E-Cigarettes May Promote Illicit Drug Use and Addiction
(Originally published by Columbia University)
September 3, 2014
Like conventional cigarettes, electronic cigarettes (or e-cigarettes) may function as a “gateway drug”—a drug that lowers the threshold for addiction to other substances, such as marijuana and cocaine—according to the 120th Shattuck lecture, presented to the Massachusetts Medical Society by Columbia researchers Denise and Eric Kandel and published today in the online edition of the New England Journal of Medicine.
“While e-cigarettes do eliminate some of the health effects associated with combustible tobacco, they are pure nicotine-delivery devices,” said co-author Denise B. Kandel, PhD, professor of sociomedical sciences (in psychiatry), Department of Psychiatry and Mailman School of Public Health, at Columbia University Medical Center (CUMC).
The other co-author of the Shattuck lecture is Eric R. Kandel, MD, University Professor and Kavli Professor of Brain Science, co-director of the Mortimer B. Zuckerman Mind Brain Behavior Institute, director of the Kavli Institute for Brain Science, and senior investigator of the Howard Hughes Medical Institute at CUMC. Dr. Kandel shared the 2000 Nobel Prize in Physiology or Medicine for his discoveries related to the molecular basis of memory.

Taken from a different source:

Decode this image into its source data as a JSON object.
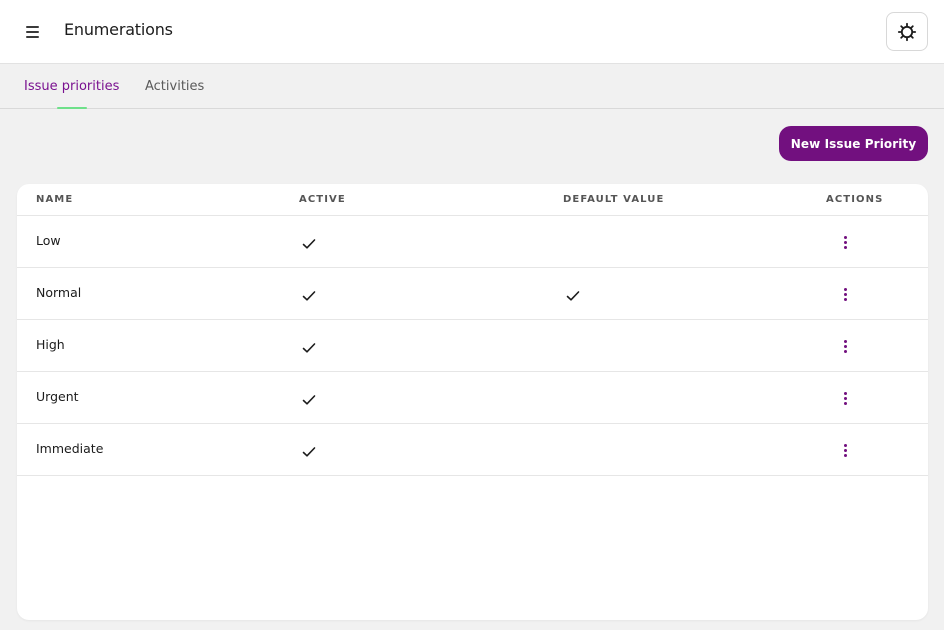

In the lecture, the Kandels review Denise Kandel’s earlier work on the gateway hypothesis and on the role of nicotine as a gateway drug, reported in a Science paper in 1975. They also review subsequent studies in which they tested the gateway hypothesis experimentally in a mouse model. In those studies, conducted in collaboration with Amir Levine, Yan You Huang, Bettina Drisaldi, Edmund A Griffin, and others at CUMC, they found that when mice are exposed to nicotine, it alters their brain biochemically and induces activation of a reward-related gene. As a result, nicotine primes the animals’ subsequent response to cocaine, providing a molecular basis for nicotine as a gateway drug for cocaine.
Dr. Denise Kandel’s further analysis of 2004 epidemiologic data from a large, longitudinal sample suggested that nicotine also primes human brains to respond to cocaine. She found that the rate of cocaine dependence was highest among users who started using cocaine after having smoked cigarettes. “Our findings provided a biologic basis for the sequence of drug use observed in people,” said Dr. Eric Kandel. “One drug alters the brain’s circuitry in a way that enhances the effects of a subsequent drug.”
E-cigarettes have been touted as a tool to curtail the use of conventional cigarettes and reduce the harmful health effects of combustible tobacco. But in light of the skyrocketing popularity of e-cigarettes, particularly among adolescents and young adults, the researchers say that more effective prevention programs need to be developed for all products that contain nicotine.
“E-cigarettes have the same physiological effects on the brain and may pose the same risk of addiction to other drugs as regular cigarettes, especially in adolescence during a critical period of brain development. We don’t yet know whether e-cigarettes will prove to be a gateway to the use of conventional cigarettes and illicit drugs, but that’s certainly a possibility. Nicotine clearly acts as a gateway drug on the brain, and this effect is likely to occur whether the exposure comes from smoking cigarettes, passive tobacco smoke, or e-cigarettes.”
Studies show that the typical e-cigarette user is a long-term smoker who has been unable to stop smoking. However, the researchers point out that e-cigarette use is increasing exponentially among adolescents and young adults. “The effects we saw in adult mice are probably even stronger in adolescent animals,” said Dr. Eric Kandel. “E-cigarettes may be a gateway to both combustible cigarettes and illicit drugs. Therefore, we should do all we can to protect young people from the harmful effects of nicotine and the risks of progressing to illicit drugs.”
Jeffrey Lieberman, the Lawrence C. Kolb Professor of Psychiatry and chair of psychiatry at CUMC, said, “The emergence in our society of new recreational pharmaceuticals such as e-cigarettes and legalized marijuana, while justifiable on one level, may have adverse consequences of which we are not fully aware. The Kandels’ research on ‘gateway’ drugs demonstrates such grave potential consequences.”
“The recent legalization of marijuana in Colorado and Washington has rekindled the debate about whether marijuana is a gateway drug,” said Dr. Denise Kandel. “Yet both proponents and opponents of legalization have overlooked the role of nicotine in leading to the use of illicit drugs and to addiction.”
The article is titled, “A Molecular Basis for Nicotine as a Gateway Drug.” The study was supported by grants from the Howard Hughes Medical Institute and the National Institutes of Health (R01 DA024001) and the National Institute on Drug Abuse (K5 DA00081). The authors declare no financial or other conflicts of interest.